You can't experiment if your switch doesn't do it.

[dstanzi]

There is plenty of room for making good use of
multicasting in high performance computing.
However, most clusters really don't use it
because either A) The switches don't support
it (other than 1-to-all) or B) TCP/IP doesn't
support it.

The message passing libraries probably being used on your cluster (either PVM or some variant of an MPI implementation probably have multicasting statements, but they are in actuality probably
implemented as a sequence of normal one-one communications. Now if you wanted to implement
your own simulated multicast in the cluster, where
you used some kind of tree structure to forward
messages to all the right nodes, have at it,
but you'll probably have to modify your message
passing library...
Dan

Useful

[srichman]

In order for multicasting to make sense, you have to assume that many people downstream of the signal are watching the exact same content exactly in sync (presumably live content) in the same format.
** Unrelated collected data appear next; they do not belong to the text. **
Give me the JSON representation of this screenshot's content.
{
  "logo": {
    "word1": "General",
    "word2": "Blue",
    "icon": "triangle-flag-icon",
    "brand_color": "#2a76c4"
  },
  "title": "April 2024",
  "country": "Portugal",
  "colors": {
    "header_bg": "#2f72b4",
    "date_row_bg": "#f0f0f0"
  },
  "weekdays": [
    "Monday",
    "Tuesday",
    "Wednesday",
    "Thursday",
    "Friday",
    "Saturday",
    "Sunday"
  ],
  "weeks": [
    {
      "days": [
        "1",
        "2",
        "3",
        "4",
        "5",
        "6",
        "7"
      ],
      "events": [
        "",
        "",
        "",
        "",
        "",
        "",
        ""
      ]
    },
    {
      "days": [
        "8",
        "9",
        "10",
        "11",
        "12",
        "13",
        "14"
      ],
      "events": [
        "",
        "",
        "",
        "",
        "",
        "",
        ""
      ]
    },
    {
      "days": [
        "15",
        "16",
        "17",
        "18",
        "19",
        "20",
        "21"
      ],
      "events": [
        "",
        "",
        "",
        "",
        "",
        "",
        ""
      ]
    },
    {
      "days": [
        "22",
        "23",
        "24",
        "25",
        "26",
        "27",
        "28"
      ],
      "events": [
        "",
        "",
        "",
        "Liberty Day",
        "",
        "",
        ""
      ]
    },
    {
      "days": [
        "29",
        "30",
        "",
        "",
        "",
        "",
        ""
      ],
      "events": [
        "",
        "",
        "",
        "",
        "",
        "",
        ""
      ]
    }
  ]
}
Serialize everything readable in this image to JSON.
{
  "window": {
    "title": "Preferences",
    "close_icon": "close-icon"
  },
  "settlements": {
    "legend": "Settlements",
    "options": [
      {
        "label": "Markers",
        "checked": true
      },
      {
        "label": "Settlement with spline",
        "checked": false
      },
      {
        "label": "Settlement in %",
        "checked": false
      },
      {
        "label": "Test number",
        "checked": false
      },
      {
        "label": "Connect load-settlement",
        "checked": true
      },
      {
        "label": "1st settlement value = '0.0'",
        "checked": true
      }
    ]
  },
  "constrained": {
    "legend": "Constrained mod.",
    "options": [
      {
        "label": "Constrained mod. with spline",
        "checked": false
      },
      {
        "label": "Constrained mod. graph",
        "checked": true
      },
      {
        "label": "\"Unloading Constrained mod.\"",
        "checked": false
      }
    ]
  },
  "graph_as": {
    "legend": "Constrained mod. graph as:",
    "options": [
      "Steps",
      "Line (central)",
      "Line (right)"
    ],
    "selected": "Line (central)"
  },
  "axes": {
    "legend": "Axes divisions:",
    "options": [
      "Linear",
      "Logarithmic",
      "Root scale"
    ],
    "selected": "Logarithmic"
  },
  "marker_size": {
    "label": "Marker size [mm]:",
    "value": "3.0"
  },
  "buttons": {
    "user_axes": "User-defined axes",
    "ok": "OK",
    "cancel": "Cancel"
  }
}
As gets mentioned here from time to time, Digital Fountain addresses (or endeavors to address) the "recipients in sync" problem.

I'd be surprised if multicasting ever comes into very wide use; since the situations that it's useful under are limited...

Where I work, many of us kids like to listen to streaming radio broadcasts. We've been criticized for the strain we put on our Internet connection, and it's a valid point. Often several of us are listening to the same shoutcast stream (or whatever) at the same time, and it seems kinda silly that we consume N * 50-100kbps of bandwidth to receive the same content. But, hey, this is just a personal way in which multicast could help my life.

When most people think of multicast they think of 1-to-many transmission. There are also lots of applications involving many-to-many transmission. Chat is an obvious one; chat becomes particularly well suited for multicast when you're dealing with voice chat rather than text. A more interest application is in networked virtual environments (less grandiloquently, games). A couple other fellows and I wrote the networking part of an NVE that used many-to-many multicast: the world was partitioned into octrees, and each octree was assigned a multicast group. Octree nodes split and merged based on traffic, and there were different levels of groups for messages of different levels of detail (e.g., toe movements vs. explosions). (Well, this was the plan; we didn't finish all of it, but it was a cool demo). Peer-to-peer NVEs have many advantages over client-server systems, including reduced (and hopefully optimally minimal) latency and natural scalability. This book provides an overview of the subject, but there are many papers out there that are more in-depth and informative.

Finally, check out Kevin Almeroth's research in multicast applications. He has several good survey papers that address your synchronized play out gripe and explore the gamut of potential multicast applications.